The former owners of the HoltraChem Manufacturing Co. plant were ordered by a federal judge to pay for an engineering study for cleaning up tons of mercury dumped in the Penobscot River.
The order signed Wednesday by Judge John Woodcock sets the stage for a costly cleanup of the toxic heavy metal released by the now-defunct Orrington plant in the 1960s and '70s.
Maine's supreme court ruled last year that Mallinckrodt US LLC had to carry out an estimated $130 million cleanup. The lawsuit by the Maine People's Alliance and the Natural Resources Defense Council sought to force Mallinckrodt to conduct a more extensive cleanup that includes waters downstream.
Environmental groups hailed the judge's decision as the first step to a thorough cleanup.
"After 40 years, Mallinckrodt finally has to clean up the mess they made," said Nancy Marks, senior attorney at the Natural Resources Defense Council in New York.

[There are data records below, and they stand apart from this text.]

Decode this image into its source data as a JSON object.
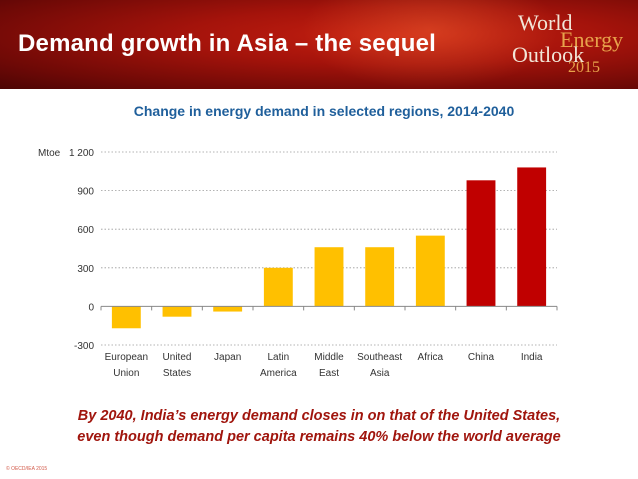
{
  "header": {
    "title": "Demand growth in Asia – the sequel",
    "logo_line1": "World",
    "logo_line2": "Energy",
    "logo_line3": "Outlook",
    "logo_line4": "2015"
  },
  "chart_data": {
    "type": "bar",
    "title": "Change in energy demand in selected regions, 2014-2040",
    "ylabel": "Mtoe",
    "xlabel": "",
    "ylim": [
      -300,
      1200
    ],
    "yticks": [
      -300,
      0,
      300,
      600,
      900,
      1200
    ],
    "ytick_labels": [
      "-300",
      "0",
      "300",
      "600",
      "900",
      "1 200"
    ],
    "grid": true,
    "categories": [
      [
        "European",
        "Union"
      ],
      [
        "United",
        "States"
      ],
      [
        "Japan"
      ],
      [
        "Latin",
        "America"
      ],
      [
        "Middle",
        "East"
      ],
      [
        "Southeast",
        "Asia"
      ],
      [
        "Africa"
      ],
      [
        "China"
      ],
      [
        "India"
      ]
    ],
    "values": [
      -170,
      -80,
      -40,
      300,
      460,
      460,
      550,
      980,
      1080
    ],
    "colors": [
      "#ffc000",
      "#ffc000",
      "#ffc000",
      "#ffc000",
      "#ffc000",
      "#ffc000",
      "#ffc000",
      "#c00000",
      "#c00000"
    ]
  },
  "subtitle": {
    "line1": "By 2040, India’s energy demand closes in on that of the United States,",
    "line2": "even though demand per capita remains 40% below the world average"
  },
  "footer": {
    "copyright": "© OECD/IEA 2015"
  }
}
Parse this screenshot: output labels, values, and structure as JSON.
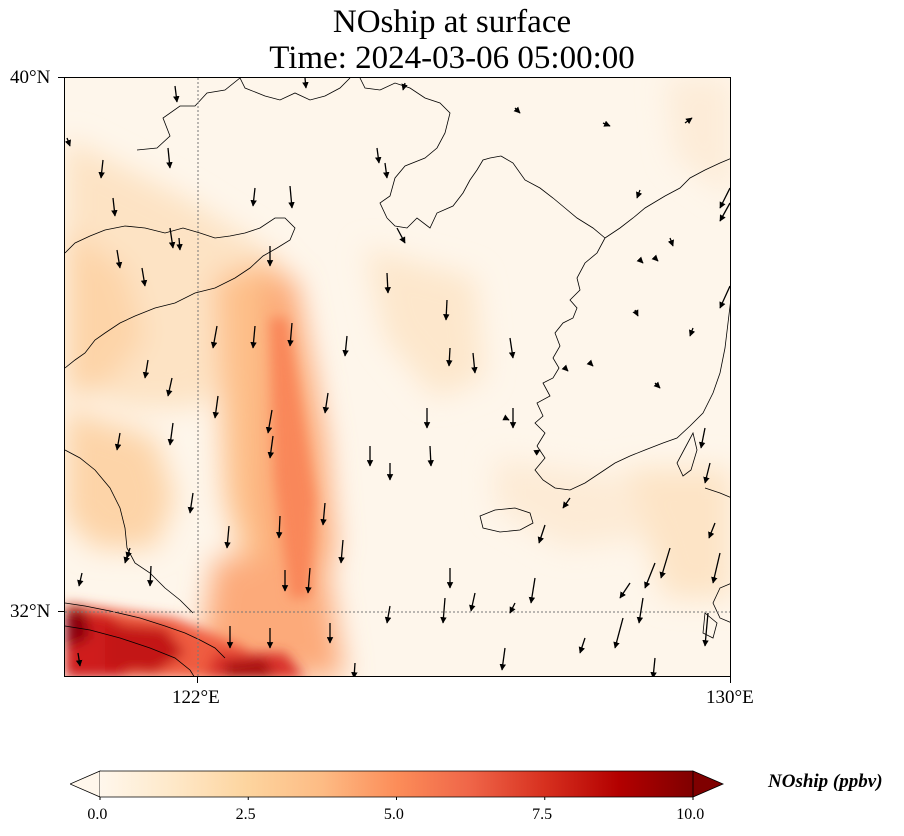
{
  "title": {
    "line1": "NOship at surface",
    "line2": "Time: 2024-03-06 05:00:00"
  },
  "map": {
    "lon_range": [
      120,
      130
    ],
    "lat_range": [
      31,
      40
    ],
    "grid_lines_dotted": true,
    "lat_ticks": [
      {
        "value": 40,
        "label": "40°N"
      },
      {
        "value": 32,
        "label": "32°N"
      }
    ],
    "lon_ticks": [
      {
        "value": 122,
        "label": "122°E"
      },
      {
        "value": 130,
        "label": "130°E"
      }
    ],
    "gridlines": {
      "lon": 122,
      "lat": 32
    }
  },
  "colorbar": {
    "title": "NOship (ppbv)",
    "min": 0.0,
    "max": 10.0,
    "extend": "both",
    "colormap": "OrRd",
    "ticks": [
      {
        "value": 0.0,
        "label": "0.0"
      },
      {
        "value": 2.5,
        "label": "2.5"
      },
      {
        "value": 5.0,
        "label": "5.0"
      },
      {
        "value": 7.5,
        "label": "7.5"
      },
      {
        "value": 10.0,
        "label": "10.0"
      }
    ]
  },
  "colors": {
    "coast": "#000000",
    "arrow": "#000000",
    "gridline": "#777777"
  }
}
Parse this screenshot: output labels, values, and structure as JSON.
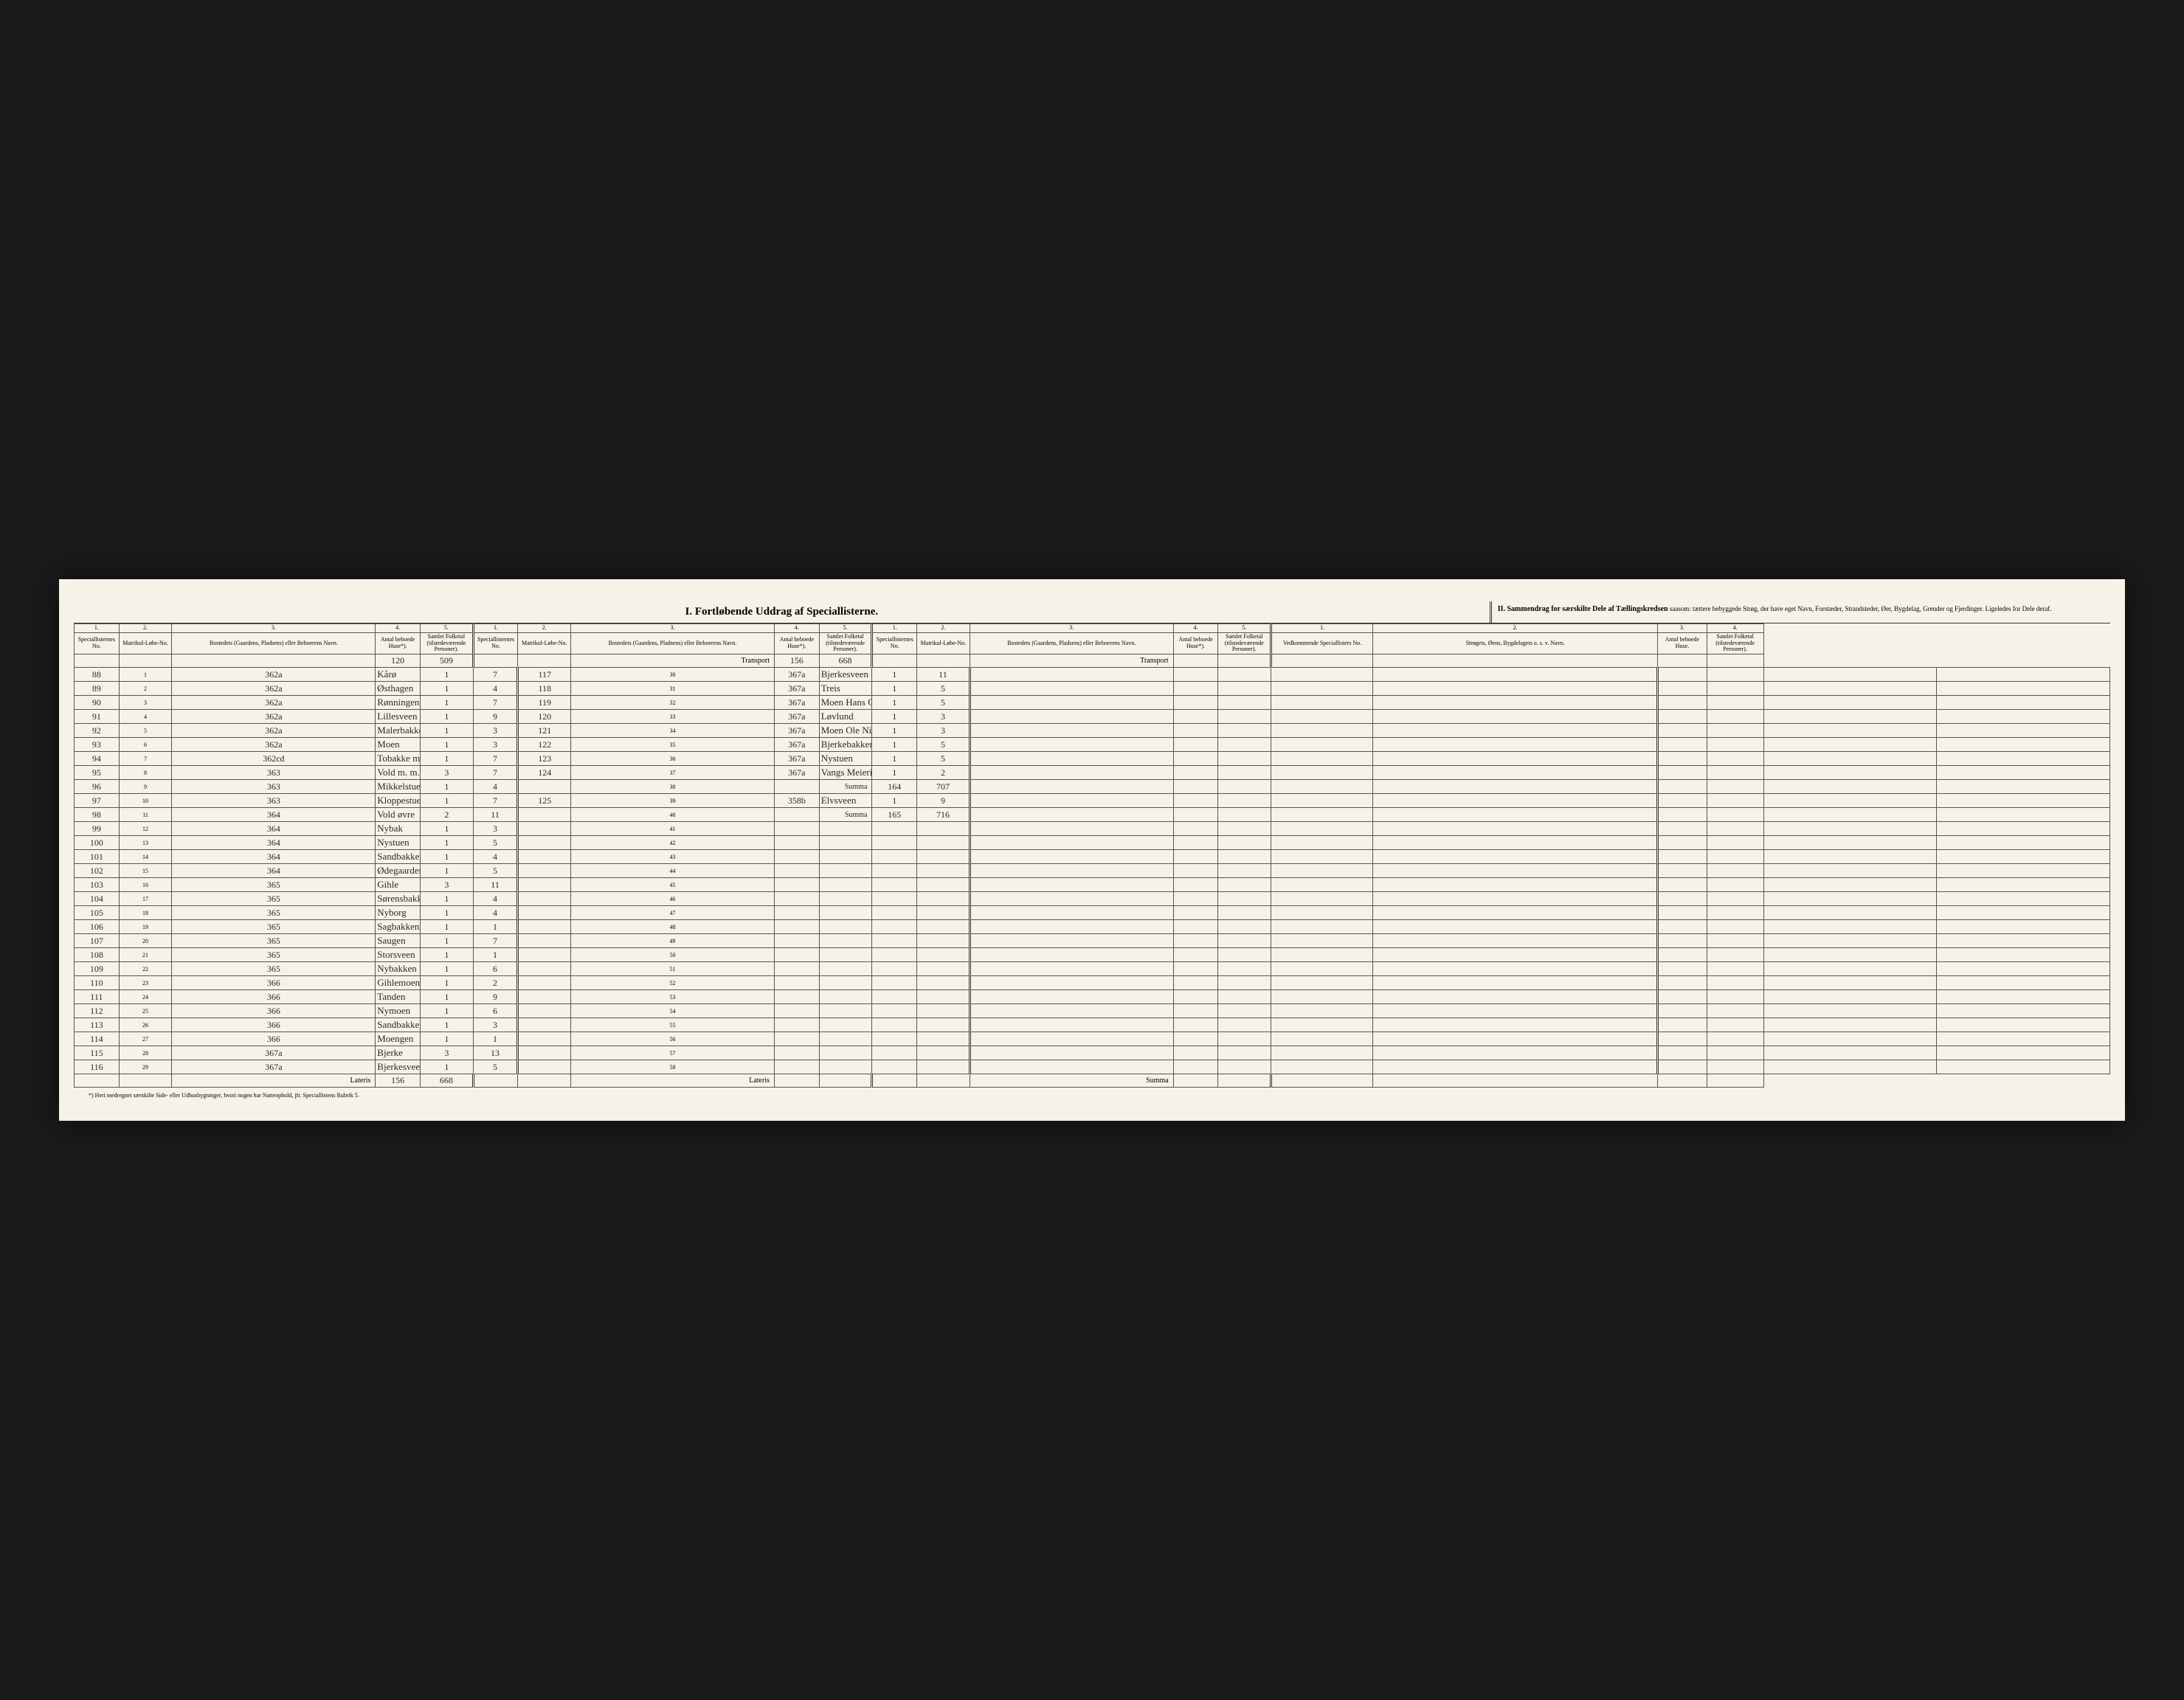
{
  "titles": {
    "section1": "I.  Fortløbende Uddrag af Speciallisterne.",
    "section2_bold": "II. Sammendrag for særskilte Dele af Tællingskredsen",
    "section2_rest": " saasom: tættere bebyggede Strøg, der have eget Navn, Forstæder, Strandsteder, Øer, Bygdelag, Grender og Fjerdinger. Ligeledes for Dele deraf."
  },
  "headers": {
    "c1": "Speciallisternes No.",
    "c2": "Matrikul-Løbe-No.",
    "c3": "Bostedets (Gaardens, Pladsens) eller Beboerens Navn.",
    "c4": "Antal beboede Huse*).",
    "c5": "Samlet Folketal (tilstedeværende Personer).",
    "s2c1": "Vedkommende Speciallisters No.",
    "s2c2": "Strøgets, Øens, Bygdelagets o. s. v. Navn.",
    "s2c3": "Antal beboede Huse.",
    "s2c4": "Samlet Folketal (tilstedeværende Personer)."
  },
  "labels": {
    "transport": "Transport",
    "lateris": "Lateris",
    "summa": "Summa",
    "footnote": "*) Heri medregnet særskilte Side- eller Udhusbygninger, hvori nogen har Natteophold, jfr. Speciallistens Rubrik 5."
  },
  "transport_left": {
    "huse": "120",
    "folk": "509"
  },
  "transport_mid": {
    "huse": "156",
    "folk": "668"
  },
  "lateris_left": {
    "huse": "156",
    "folk": "668"
  },
  "rowsA": [
    {
      "sp": "88",
      "ln": "1",
      "mat": "362a",
      "navn": "Kårø",
      "huse": "1",
      "folk": "7"
    },
    {
      "sp": "89",
      "ln": "2",
      "mat": "362a",
      "navn": "Østhagen",
      "huse": "1",
      "folk": "4"
    },
    {
      "sp": "90",
      "ln": "3",
      "mat": "362a",
      "navn": "Rønningen",
      "huse": "1",
      "folk": "7"
    },
    {
      "sp": "91",
      "ln": "4",
      "mat": "362a",
      "navn": "Lillesveen",
      "huse": "1",
      "folk": "9"
    },
    {
      "sp": "92",
      "ln": "5",
      "mat": "362a",
      "navn": "Malerbakken",
      "huse": "1",
      "folk": "3"
    },
    {
      "sp": "93",
      "ln": "6",
      "mat": "362a",
      "navn": "Moen",
      "huse": "1",
      "folk": "3"
    },
    {
      "sp": "94",
      "ln": "7",
      "mat": "362cd",
      "navn": "Tobakke m. Havningen",
      "huse": "1",
      "folk": "7"
    },
    {
      "sp": "95",
      "ln": "8",
      "mat": "363",
      "navn": "Vold m. m.",
      "huse": "3",
      "folk": "7"
    },
    {
      "sp": "96",
      "ln": "9",
      "mat": "363",
      "navn": "Mikkelstuen",
      "huse": "1",
      "folk": "4"
    },
    {
      "sp": "97",
      "ln": "10",
      "mat": "363",
      "navn": "Kloppestuen",
      "huse": "1",
      "folk": "7"
    },
    {
      "sp": "98",
      "ln": "11",
      "mat": "364",
      "navn": "Vold øvre",
      "huse": "2",
      "folk": "11"
    },
    {
      "sp": "99",
      "ln": "12",
      "mat": "364",
      "navn": "Nybak",
      "huse": "1",
      "folk": "3"
    },
    {
      "sp": "100",
      "ln": "13",
      "mat": "364",
      "navn": "Nystuen",
      "huse": "1",
      "folk": "5"
    },
    {
      "sp": "101",
      "ln": "14",
      "mat": "364",
      "navn": "Sandbakken",
      "huse": "1",
      "folk": "4"
    },
    {
      "sp": "102",
      "ln": "15",
      "mat": "364",
      "navn": "Ødegaarden",
      "huse": "1",
      "folk": "5"
    },
    {
      "sp": "103",
      "ln": "16",
      "mat": "365",
      "navn": "Gihle",
      "huse": "3",
      "folk": "11"
    },
    {
      "sp": "104",
      "ln": "17",
      "mat": "365",
      "navn": "Sørensbakken",
      "huse": "1",
      "folk": "4"
    },
    {
      "sp": "105",
      "ln": "18",
      "mat": "365",
      "navn": "Nyborg",
      "huse": "1",
      "folk": "4"
    },
    {
      "sp": "106",
      "ln": "19",
      "mat": "365",
      "navn": "Sagbakken",
      "huse": "1",
      "folk": "1"
    },
    {
      "sp": "107",
      "ln": "20",
      "mat": "365",
      "navn": "Saugen",
      "huse": "1",
      "folk": "7"
    },
    {
      "sp": "108",
      "ln": "21",
      "mat": "365",
      "navn": "Storsveen",
      "huse": "1",
      "folk": "1"
    },
    {
      "sp": "109",
      "ln": "22",
      "mat": "365",
      "navn": "Nybakken",
      "huse": "1",
      "folk": "6"
    },
    {
      "sp": "110",
      "ln": "23",
      "mat": "366",
      "navn": "Gihlemoen",
      "huse": "1",
      "folk": "2"
    },
    {
      "sp": "111",
      "ln": "24",
      "mat": "366",
      "navn": "Tanden",
      "huse": "1",
      "folk": "9"
    },
    {
      "sp": "112",
      "ln": "25",
      "mat": "366",
      "navn": "Nymoen",
      "huse": "1",
      "folk": "6"
    },
    {
      "sp": "113",
      "ln": "26",
      "mat": "366",
      "navn": "Sandbakken",
      "huse": "1",
      "folk": "3"
    },
    {
      "sp": "114",
      "ln": "27",
      "mat": "366",
      "navn": "Moengen",
      "huse": "1",
      "folk": "1"
    },
    {
      "sp": "115",
      "ln": "28",
      "mat": "367a",
      "navn": "Bjerke",
      "huse": "3",
      "folk": "13"
    },
    {
      "sp": "116",
      "ln": "29",
      "mat": "367a",
      "navn": "Bjerkesveen Anders Olsen",
      "huse": "1",
      "folk": "5"
    }
  ],
  "rowsB": [
    {
      "sp": "117",
      "ln": "30",
      "mat": "367a",
      "navn": "Bjerkesveen Christen Johns.",
      "huse": "1",
      "folk": "11"
    },
    {
      "sp": "118",
      "ln": "31",
      "mat": "367a",
      "navn": "Treis",
      "huse": "1",
      "folk": "5"
    },
    {
      "sp": "119",
      "ln": "32",
      "mat": "367a",
      "navn": "Moen Hans Olsen",
      "huse": "1",
      "folk": "5"
    },
    {
      "sp": "120",
      "ln": "33",
      "mat": "367a",
      "navn": "Løvlund",
      "huse": "1",
      "folk": "3"
    },
    {
      "sp": "121",
      "ln": "34",
      "mat": "367a",
      "navn": "Moen Ole Nilsen",
      "huse": "1",
      "folk": "3"
    },
    {
      "sp": "122",
      "ln": "35",
      "mat": "367a",
      "navn": "Bjerkebakken",
      "huse": "1",
      "folk": "5"
    },
    {
      "sp": "123",
      "ln": "36",
      "mat": "367a",
      "navn": "Nystuen",
      "huse": "1",
      "folk": "5"
    },
    {
      "sp": "124",
      "ln": "37",
      "mat": "367a",
      "navn": "Vangs Meieri",
      "huse": "1",
      "folk": "2"
    }
  ],
  "summaB": {
    "label": "Summa",
    "huse": "164",
    "folk": "707"
  },
  "rowsB2": [
    {
      "sp": "125",
      "ln": "39",
      "mat": "358b",
      "navn": "Elvsveen",
      "huse": "1",
      "folk": "9"
    }
  ],
  "summaB2": {
    "label": "Summa",
    "huse": "165",
    "folk": "716"
  },
  "blank_lines_B": [
    41,
    42,
    43,
    44,
    45,
    46,
    47,
    48,
    49,
    50,
    51,
    52,
    53,
    54,
    55,
    56,
    57,
    58
  ]
}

Mallinckrodt, a former operator of the plant that inherited responsibility after HoltraChem went bankrupt, had argued that the contamination wasn't as great as an earlier study indicated. The subsidiary of medical device manufacturer and supplier Covidien/Medtronic wanted to monitor the river's recovery and conduct a study focused on marsh birds.
But the Maine People's Alliance and Natural Resources Defense Council accused the company of trying to duck its responsibility for a broader environmental cleanup. Last year, the state indefinitely closed a 7-square-mile area of the lower Penobscot River to lobster and crab fishing because of the mercury contamination.
Under Woodcock's order, Mallinckrodt will be required to pay for a full-scale engineering study of cleaning up the contamination once and for all.
"It's long past time for Mallinckrodt to make it right. That means finally removing the mercury contamination so people can go back to fishing, eating lobster, and enjoy the iconic Penobscot river without hesitation," said Jesse Graham, executive director of the Maine People's Alliance.